Con nosotros se encuentran también los santos de la Iglesia: los patronos de vuestras diócesis, los grandes Pastores de vuestro país, las famosas mujeres del amor al prójimo y sobre todo María, la Madre de la Iglesia.

Cuando el Evangelista Lucas describe la comunidad de los discípulos después de la Ascensión del Señor a los cielos, alude explícitamente a su perseverante y unánime oración "con María, la Madre de Jesús" (Act 1, 14). Ella, la Madre del Señor, la Madre de todos los creyentes, la Madre también de los sacerdotes, quiere permanecer con nosotros, para que en el Espíritu podamos ser continuamente enviados a este mundo y a los hombres en todas sus necesidades.

9. Venerables hermanos y queridos hijos en el Señor: Las lecturas litúrgicas de esta celebración nos recuerdan finalmente la recompensa para los Pastores que permanecen vigilantes. El Apóstol Pedro habla de "la corona inmarcesible de la gloria" (1 Pe 5, 4).

Aún más impresionantes son las palabras de Cristo en la parábola de los siervos vigilantes: "Dichosos los siervos aquellos a quienes el amo hallare en vela; en verdad os digo que se ceñirá, y los sentará a la mesa, y se prestará a servirlos. Ya llegue a la segunda vigilia, ya a la tercera, si los encontrare así, dichosos ellos" (Lc 12, 37-38).

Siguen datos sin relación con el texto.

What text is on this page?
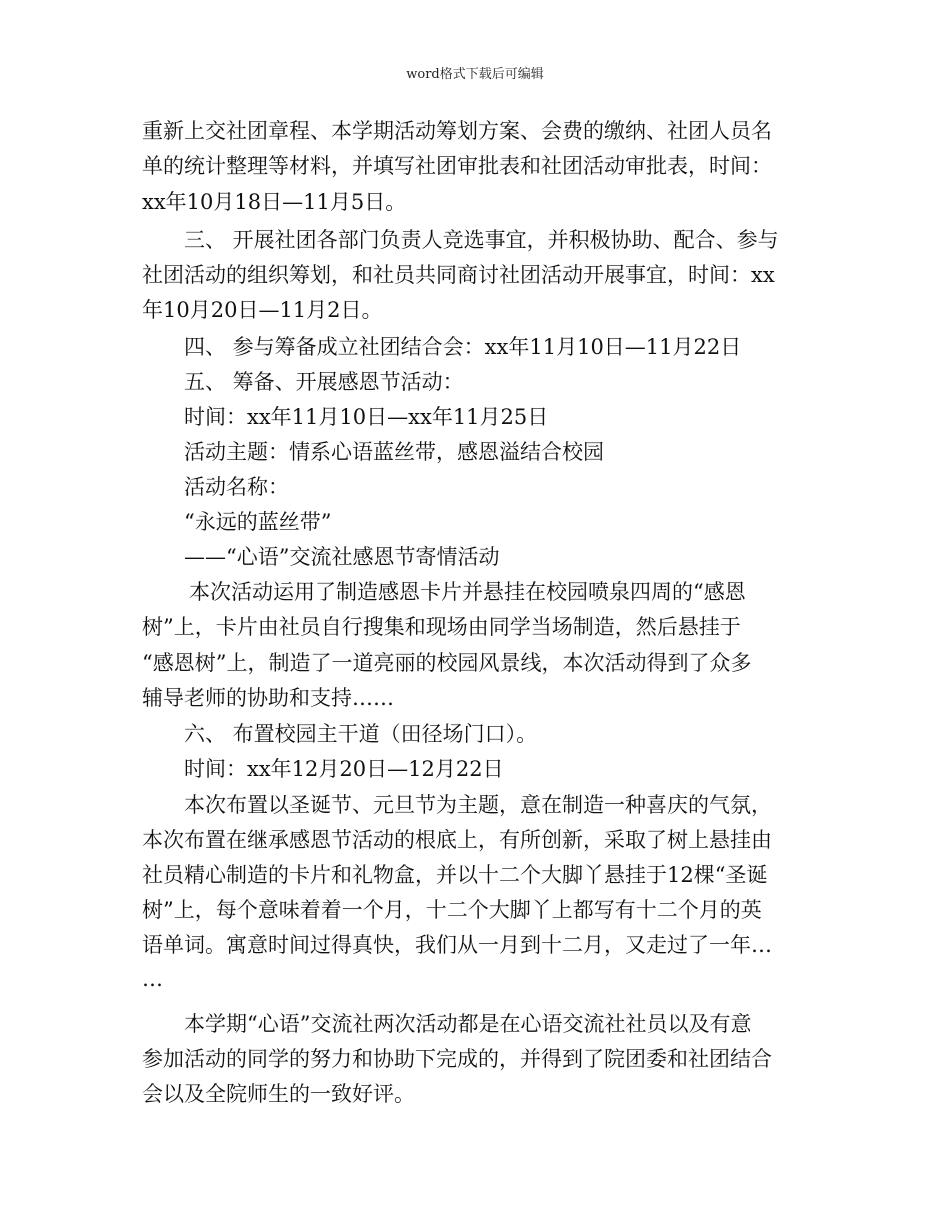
word格式下载后可编辑
重新上交社团章程、本学期活动筹划方案、会费的缴纳、社团人员名
单的统计整理等材料，并填写社团审批表和社团活动审批表，时间：
xx年10月18日—11月5日。
三、 开展社团各部门负责人竞选事宜，并积极协助、配合、参与
社团活动的组织筹划，和社员共同商讨社团活动开展事宜，时间：xx
年10月20日—11月2日。
四、 参与筹备成立社团结合会：xx年11月10日—11月22日
五、 筹备、开展感恩节活动：
时间：xx年11月10日—xx年11月25日
活动主题：情系心语蓝丝带，感恩溢结合校园
活动名称：
“永远的蓝丝带”
——“心语”交流社感恩节寄情活动
本次活动运用了制造感恩卡片并悬挂在校园喷泉四周的“感恩
树”上，卡片由社员自行搜集和现场由同学当场制造，然后悬挂于
“感恩树”上，制造了一道亮丽的校园风景线，本次活动得到了众多
辅导老师的协助和支持……
六、 布置校园主干道（田径场门口）。
时间：xx年12月20日—12月22日
本次布置以圣诞节、元旦节为主题，意在制造一种喜庆的气氛，
本次布置在继承感恩节活动的根底上，有所创新，采取了树上悬挂由
社员精心制造的卡片和礼物盒，并以十二个大脚丫悬挂于12棵“圣诞
树”上，每个意味着着一个月，十二个大脚丫上都写有十二个月的英
语单词。寓意时间过得真快，我们从一月到十二月，又走过了一年…
…
本学期“心语”交流社两次活动都是在心语交流社社员以及有意
参加活动的同学的努力和协助下完成的，并得到了院团委和社团结合
会以及全院师生的一致好评。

Permitidme que concluya así estas palabras sin añadir ni quitar nada. Quisiera, sin embargo, que ellas merecieran la oración y la atención de vuestro corazón. Amén.

* * *

Terminada la concelebración, el Santo Padre dijo: 

Hoy he venido a vosotros a traeros fuerza y ayuda en nombre de Cristo para vuestra tarea, que consiste en anunciar la salvación al Pueblo de Dios. Esta finalidad y atención van acompañados del don que os voy a hacer en la tumba de San Bonifacio. Es una reliquia del Beato Maximiliano Kolbe, que entregaré al Presidente de la Conferencia Episcopal, Emmo. cardenal Höffner, como regalo de la Iglesia universal a la Iglesia que está en Alemania. El Beato Maximiliano Kolbe, maestro de amor al prójimo, sea para vosotros, pastores y fieles, ejemplo luminoso e intercesor en el camino de seguimiento de Cristo sin reservas, con amor dispuesto al sacrificio y espíritu de servicio desinteresado a nuestros hermanos y hermanas. Nadie tiene amor más grande que quien da la vida por sus amigos. Que esta reliquia del Beato Maximiliano Kolbe os recuerde siempre este amor y os anime a imitarle en vuestro servicio de cura de almas. Beato Maximiliano Kolbe: ruega por nosotros.